13. The digital twin management method according to claim 8, further including:

extracting an object included in the physical space from the video captured by the camera device;

specifying a position of the extracted object on the physical space by analyzing the captured video;

converting the specified position of the object on the physical space into a position on the virtual space based on the setting information; and

arranging the object in the virtual space based on the converted position on the virtual space.

14. The digital twin management method according to claim 8, further including:

extracting a person included in the physical space from the video captured by the camera device;

generating skeleton information of the extracted person by analyzing the captured video;

specifying a position of a joint included in the generated skeleton information;

converting the specified position of the joint into a position of the joint on the virtual space based on the setting information; and

arranging an avatar of the person in the virtual space based on the converted position of the joint on the virtual space.

15. A digital twin management device comprising:

a processor configured to:

acquire a two-dimensional video in which an object is arranged in a physical space, the two-dimensional video being captured by a camera device;

acquire three-dimensional design data defining formation of the object in a virtual space;

set a position and a posture of the object in the three-dimensional design data with respect to the object in the two-dimensional video; and

generate setting information defining a correspondence relationship between the physical space and the virtual space in digital twin based on feature values of the set position and the set posture.

16. The digital twin management device according to claim 15, wherein the processor is further configured to:

set camera parameters of the camera device based on the feature values of the set position and the set posture; and

generate the setting information defining the correspondence relationship between the physical space and the virtual space in the digital twin based on the set camera parameters.

17. The digital twin management device according to claim 15, wherein the processor is further configured to:

display, in a selectable state, a first edge line of an object extracted from a captured image included in the two-dimensional video and a second edge line of the object in the three-dimensional design data;

receive a selection instruction indicating a pair of the first edge line and the second edge line that are targets to be superimposed; and

after superimposition operation for the pair of the first edge line and the second edge line is executed, update camera parameters of the camera device based on an angle or a distance between the first edge line and the second edge line that are the targets to be superimposed.

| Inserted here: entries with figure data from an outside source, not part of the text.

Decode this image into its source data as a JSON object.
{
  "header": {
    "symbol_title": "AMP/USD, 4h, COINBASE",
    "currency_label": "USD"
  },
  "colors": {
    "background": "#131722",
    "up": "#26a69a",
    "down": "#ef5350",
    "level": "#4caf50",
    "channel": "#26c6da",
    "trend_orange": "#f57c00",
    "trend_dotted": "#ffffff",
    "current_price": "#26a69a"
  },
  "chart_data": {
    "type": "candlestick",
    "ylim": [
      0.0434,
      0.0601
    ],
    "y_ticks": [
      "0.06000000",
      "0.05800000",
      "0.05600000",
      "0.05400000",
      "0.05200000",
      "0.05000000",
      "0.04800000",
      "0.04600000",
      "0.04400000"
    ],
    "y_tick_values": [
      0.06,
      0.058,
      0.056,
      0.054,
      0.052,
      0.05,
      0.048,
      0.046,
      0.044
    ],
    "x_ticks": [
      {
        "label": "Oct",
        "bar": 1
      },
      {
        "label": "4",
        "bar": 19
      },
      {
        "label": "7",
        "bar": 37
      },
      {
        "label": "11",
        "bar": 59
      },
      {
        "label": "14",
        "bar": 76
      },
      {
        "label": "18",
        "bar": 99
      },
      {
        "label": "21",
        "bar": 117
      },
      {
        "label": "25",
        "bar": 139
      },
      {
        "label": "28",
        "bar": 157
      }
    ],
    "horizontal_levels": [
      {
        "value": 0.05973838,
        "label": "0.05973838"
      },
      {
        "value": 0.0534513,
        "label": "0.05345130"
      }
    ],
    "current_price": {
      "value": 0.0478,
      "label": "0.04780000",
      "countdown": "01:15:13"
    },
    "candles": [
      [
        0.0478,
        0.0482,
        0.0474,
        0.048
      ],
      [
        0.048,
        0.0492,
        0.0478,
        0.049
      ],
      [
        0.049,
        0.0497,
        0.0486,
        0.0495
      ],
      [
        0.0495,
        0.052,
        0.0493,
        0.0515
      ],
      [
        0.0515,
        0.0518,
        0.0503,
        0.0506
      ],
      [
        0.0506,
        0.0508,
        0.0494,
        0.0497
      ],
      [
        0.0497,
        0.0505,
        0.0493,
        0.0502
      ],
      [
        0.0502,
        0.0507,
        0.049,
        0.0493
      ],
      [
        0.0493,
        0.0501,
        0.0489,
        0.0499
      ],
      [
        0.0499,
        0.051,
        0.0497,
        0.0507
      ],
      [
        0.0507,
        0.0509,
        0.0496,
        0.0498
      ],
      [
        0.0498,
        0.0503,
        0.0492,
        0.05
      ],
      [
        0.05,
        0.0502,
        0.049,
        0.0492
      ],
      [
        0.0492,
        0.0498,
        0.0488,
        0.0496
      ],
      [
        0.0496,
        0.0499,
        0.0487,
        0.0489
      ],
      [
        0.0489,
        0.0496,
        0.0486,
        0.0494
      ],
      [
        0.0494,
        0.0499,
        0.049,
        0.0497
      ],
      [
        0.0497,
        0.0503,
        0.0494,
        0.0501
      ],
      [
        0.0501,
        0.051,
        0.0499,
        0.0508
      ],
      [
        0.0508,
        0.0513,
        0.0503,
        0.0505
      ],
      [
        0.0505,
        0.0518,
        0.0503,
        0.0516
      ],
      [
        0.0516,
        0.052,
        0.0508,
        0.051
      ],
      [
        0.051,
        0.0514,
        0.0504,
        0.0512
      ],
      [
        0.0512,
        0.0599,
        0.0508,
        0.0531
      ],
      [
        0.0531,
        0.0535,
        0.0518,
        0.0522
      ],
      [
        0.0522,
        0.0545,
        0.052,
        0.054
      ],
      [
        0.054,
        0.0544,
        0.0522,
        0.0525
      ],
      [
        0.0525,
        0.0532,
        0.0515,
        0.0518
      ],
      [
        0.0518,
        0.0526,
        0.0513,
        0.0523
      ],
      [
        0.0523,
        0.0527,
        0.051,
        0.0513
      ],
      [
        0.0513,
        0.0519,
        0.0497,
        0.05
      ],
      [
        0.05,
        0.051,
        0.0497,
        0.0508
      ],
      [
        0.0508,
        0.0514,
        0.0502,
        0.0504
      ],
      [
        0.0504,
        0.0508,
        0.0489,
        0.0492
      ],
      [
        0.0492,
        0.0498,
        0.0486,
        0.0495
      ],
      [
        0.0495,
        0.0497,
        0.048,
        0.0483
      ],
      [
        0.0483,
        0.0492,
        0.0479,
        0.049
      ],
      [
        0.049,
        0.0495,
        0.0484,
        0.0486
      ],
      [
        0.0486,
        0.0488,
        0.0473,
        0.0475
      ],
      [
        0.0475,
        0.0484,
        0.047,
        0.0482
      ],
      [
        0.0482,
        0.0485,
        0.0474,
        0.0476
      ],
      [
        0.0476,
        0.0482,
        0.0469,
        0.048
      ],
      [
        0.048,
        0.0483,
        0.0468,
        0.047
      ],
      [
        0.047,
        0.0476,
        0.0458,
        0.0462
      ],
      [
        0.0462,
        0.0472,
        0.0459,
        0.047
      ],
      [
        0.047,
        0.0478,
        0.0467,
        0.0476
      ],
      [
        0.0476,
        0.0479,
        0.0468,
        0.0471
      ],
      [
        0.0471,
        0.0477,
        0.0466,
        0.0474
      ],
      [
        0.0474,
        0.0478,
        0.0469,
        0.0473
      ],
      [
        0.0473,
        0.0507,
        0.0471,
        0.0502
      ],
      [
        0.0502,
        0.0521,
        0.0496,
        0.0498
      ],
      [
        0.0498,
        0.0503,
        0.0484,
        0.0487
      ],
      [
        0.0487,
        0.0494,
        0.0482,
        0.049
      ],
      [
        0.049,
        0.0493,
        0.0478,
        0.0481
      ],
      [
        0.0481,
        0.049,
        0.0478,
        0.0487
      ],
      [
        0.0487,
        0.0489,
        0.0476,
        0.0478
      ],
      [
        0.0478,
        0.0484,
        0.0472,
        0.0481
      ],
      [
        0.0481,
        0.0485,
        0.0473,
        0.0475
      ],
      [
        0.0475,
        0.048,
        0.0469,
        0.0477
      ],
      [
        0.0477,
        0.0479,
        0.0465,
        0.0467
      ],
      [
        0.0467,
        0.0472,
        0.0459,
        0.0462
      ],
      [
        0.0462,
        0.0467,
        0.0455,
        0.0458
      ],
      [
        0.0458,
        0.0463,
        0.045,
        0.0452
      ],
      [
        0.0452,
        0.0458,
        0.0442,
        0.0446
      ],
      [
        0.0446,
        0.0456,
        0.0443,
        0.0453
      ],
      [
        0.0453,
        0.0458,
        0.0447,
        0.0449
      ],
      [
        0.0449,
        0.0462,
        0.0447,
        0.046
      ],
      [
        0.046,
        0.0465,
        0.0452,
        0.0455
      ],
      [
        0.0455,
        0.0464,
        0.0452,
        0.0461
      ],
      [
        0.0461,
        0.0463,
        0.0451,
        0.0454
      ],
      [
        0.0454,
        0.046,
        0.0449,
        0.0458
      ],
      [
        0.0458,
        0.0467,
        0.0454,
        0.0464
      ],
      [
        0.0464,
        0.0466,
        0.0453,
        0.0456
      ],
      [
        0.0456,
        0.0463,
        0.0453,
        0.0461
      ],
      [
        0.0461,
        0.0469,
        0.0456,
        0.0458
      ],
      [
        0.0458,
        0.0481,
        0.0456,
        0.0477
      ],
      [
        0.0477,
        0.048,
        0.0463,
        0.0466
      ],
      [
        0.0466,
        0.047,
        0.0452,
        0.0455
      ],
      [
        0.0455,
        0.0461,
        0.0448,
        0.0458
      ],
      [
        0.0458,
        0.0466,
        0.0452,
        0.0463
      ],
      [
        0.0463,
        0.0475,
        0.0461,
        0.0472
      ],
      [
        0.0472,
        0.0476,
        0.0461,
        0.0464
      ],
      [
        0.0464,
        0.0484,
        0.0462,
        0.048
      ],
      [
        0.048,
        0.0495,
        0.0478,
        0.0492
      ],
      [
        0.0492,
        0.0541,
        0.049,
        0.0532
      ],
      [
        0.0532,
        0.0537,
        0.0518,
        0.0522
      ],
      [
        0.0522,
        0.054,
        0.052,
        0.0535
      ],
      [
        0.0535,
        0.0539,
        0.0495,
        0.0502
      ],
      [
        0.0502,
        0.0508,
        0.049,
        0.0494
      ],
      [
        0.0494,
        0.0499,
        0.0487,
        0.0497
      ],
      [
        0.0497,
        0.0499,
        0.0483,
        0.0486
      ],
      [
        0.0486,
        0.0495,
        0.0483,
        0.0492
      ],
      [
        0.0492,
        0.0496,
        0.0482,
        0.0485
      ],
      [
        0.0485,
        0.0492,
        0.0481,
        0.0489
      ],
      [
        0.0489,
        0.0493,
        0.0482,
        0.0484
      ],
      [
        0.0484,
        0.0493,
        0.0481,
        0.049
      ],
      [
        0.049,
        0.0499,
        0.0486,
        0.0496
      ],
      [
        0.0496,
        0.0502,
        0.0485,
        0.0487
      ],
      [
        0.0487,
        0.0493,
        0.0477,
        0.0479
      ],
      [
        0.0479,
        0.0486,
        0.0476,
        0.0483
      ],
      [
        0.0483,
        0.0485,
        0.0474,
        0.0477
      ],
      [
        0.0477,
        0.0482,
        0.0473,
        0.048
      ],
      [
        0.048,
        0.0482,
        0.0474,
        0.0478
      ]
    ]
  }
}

18. The digital twin management device according to claim 17, wherein the processor is further configured to:

display an instruction to request operation of a rotation direction or a focal length for the first edge line and the second edge line; and

display an instruction to request operation of translational movement for the first edge line and the second edge line in a case in which an angle formed by the first edge line and the second edge line becomes less than a threshold by the operation of the rotation direction or the focal length.

19. The digital twin management device according to claim 17, wherein the processor is further configured to:

calculate an error between the first edge line and the second edge line; and

superimpose the first edge line and the second edge line to reduce the error.

20. The digital twin management device according to claim 15, wherein the processor is further configured to:

extract an object included in the physical space from the video captured by the camera device;

specify a position of the extracted object on the physical space by analyzing the captured video;

convert the specified position of the object on the physical space into a position on the virtual space based on the setting information; and

arrange the object in the virtual space based on the converted position on the virtual space.